Atopic dermatitis is the most common form of eczema.
In children, atopic dermatitis causes dry, itchy rashes anywhere on the body. In adults, rashes are less common, and a person may have skin that is extremely dry and easily irritated.
Contact dermatitis, which is another form of eczema, happens when the skin has an allergic reaction to something it comes into contact with.
On the scalp, hair care products, hair dye, and hair accessories can all lead to contact dermatitis. Contact dermatitis can cause itching and burning or blistering of the skin.
Around 50% of people with psoriasis experience flare-ups on the scalp. A person may also experience:
- patches of skin that are violet or purple on black skin or red on white skin
- dandruff-like flaking
- a dry scalp
- itching that can range from mild to intense
The best treatment for a dry scalp will depend on what is causing it.
In many cases, making healthy lifestyle choices will help. Some examples include:
- drinking plenty of water
- getting enough sleep
- avoiding caffeine and alcohol, which can dry out the skin
- avoiding certain heat sources, such as central heating and log fires
- not using harsh hair products and shampoos
Other causes may need additional treatment. If contact dermatitis is the cause, a person may require corticosteroids.
Treatments for other medical conditions that can cause a dry scalp include the following.

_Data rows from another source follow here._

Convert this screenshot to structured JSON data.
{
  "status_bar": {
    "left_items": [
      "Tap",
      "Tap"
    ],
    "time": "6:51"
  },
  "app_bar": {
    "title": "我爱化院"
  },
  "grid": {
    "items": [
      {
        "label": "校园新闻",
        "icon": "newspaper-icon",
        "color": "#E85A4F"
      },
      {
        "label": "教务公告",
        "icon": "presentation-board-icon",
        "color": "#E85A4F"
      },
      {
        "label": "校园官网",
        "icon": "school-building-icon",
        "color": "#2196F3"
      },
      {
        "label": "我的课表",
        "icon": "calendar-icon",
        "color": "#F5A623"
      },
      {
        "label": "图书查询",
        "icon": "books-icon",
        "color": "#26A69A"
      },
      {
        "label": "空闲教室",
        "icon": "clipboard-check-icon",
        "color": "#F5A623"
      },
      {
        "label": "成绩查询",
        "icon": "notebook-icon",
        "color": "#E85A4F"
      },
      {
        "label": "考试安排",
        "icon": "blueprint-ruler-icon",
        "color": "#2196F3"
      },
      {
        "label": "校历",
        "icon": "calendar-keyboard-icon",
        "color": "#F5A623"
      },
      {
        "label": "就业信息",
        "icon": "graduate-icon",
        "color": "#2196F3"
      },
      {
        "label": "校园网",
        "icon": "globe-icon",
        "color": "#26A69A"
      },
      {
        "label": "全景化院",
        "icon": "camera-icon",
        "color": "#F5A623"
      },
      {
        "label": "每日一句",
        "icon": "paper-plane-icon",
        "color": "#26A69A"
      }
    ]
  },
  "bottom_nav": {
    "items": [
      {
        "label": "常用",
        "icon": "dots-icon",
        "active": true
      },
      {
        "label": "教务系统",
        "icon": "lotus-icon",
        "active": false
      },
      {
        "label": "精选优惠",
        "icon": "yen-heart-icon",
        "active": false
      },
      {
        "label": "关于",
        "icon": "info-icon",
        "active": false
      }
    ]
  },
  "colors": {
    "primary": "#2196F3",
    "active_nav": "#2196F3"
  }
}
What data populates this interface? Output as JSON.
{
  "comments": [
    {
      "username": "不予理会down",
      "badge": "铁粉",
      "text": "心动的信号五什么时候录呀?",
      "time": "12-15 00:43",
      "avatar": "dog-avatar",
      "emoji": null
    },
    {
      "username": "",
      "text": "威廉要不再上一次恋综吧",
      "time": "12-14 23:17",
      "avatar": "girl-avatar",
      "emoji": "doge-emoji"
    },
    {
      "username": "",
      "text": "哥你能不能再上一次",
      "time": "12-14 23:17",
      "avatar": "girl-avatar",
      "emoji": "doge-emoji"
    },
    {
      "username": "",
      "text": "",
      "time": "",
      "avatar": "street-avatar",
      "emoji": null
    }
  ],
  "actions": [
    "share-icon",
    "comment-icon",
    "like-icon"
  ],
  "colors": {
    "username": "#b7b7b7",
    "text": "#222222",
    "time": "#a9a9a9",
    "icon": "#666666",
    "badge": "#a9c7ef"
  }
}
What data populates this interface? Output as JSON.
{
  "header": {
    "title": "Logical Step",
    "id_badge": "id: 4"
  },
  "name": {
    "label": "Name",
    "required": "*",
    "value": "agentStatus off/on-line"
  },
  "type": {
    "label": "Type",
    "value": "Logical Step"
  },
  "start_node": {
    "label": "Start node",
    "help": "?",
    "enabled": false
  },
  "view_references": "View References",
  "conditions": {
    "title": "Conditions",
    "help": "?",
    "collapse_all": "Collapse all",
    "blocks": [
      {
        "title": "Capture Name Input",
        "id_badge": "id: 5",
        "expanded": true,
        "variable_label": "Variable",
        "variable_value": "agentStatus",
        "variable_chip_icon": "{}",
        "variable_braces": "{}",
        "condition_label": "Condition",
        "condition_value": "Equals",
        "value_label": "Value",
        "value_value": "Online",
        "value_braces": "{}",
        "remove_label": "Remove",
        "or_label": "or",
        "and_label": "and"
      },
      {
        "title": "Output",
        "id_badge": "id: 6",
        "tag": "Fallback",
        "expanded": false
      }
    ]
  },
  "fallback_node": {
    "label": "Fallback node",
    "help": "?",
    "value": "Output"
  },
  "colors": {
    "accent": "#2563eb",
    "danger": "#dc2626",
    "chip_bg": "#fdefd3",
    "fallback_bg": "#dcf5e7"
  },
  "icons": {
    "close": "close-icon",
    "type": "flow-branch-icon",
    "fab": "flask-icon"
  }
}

Doctors recommend that people with atopic dermatitis avoid triggers, or things that make the condition worse. Triggers are different for everyone, but some common ones include:
- soaps and detergents
- hair care products
Sometimes, people may need medical treatment. Doctors might recommend special shampoos or biologic medications that help control the immune system.
Learn more about how to treat atopic dermatitis here.
Over-the-counter products can sometimes help treat scalp psoriasis.
According to the National Psoriasis Foundation, people should try to look for shampoos that contain salicylic acid or coal tar.
In more severe cases, doctors might recommend phototherapy, which uses UV light to slow skin cell growth, or biologic drugs, which help control the inflammation.
Dandruff is a common skin condition. It causes gray or white flakes of skin to appear on the scalp and in the hair.
According to the AAD, researchers are unsure of the exact cause of dandruff. However, it may be the result of other skin conditions, such as:
- seborrheic dermatitis, which is a skin condition that mainly affects the scalp
- tinea capitis, or ringworm, which is a fungal skin infection
- contact dermatitis, which is a rash that occurs due to contact with an irritant or allergen
- psoriasis, which is a condition that causes skin cells to build up and form scales on the skin
- cradle cap, which is a skin condition that may result from excessive oil production by the glands that surround the hair follicles
The above conditions can also lead to dry skin on the scalp.
Learn more about the difference between dry scalp and dandruff here.
A person can use medicated shampoos to treat dandruff.
There are lots of things that people can do to help prevent developing dry skin on the scalp. These include:
- washing their hair in warm, rather than hot, water
- only using gentle, fragrance-free hair cleaning products
- avoid sitting or standing close to certain heat sources, such as fireplaces
- avoid using products that irritate the scalp, such as hair dyes or hair accessories
- drinking plenty of water
Anyone who suspects that they have an underlying skin condition should talk with a doctor. This is especially true if the symptoms are interfering with their everyday life.
The doctor will assess the person’s skin and recommend the best treatment or course of action for them.
A person with a dry scalp may experience itching and flaking skin. Although it may look like dandruff, a dry scalp is different. The two conditions have different causes and different treatments.
Many dry scalp cases resolve on their own with a few lifestyle changes. These changes include drinking plenty of water and avoiding harsh shampoos and hair care products.
Sometimes, a dry scalp may be a symptom of an underlying skin condition. When this is the case, a person can talk with a doctor. They will be able to assess the skin and recommend the best course of action.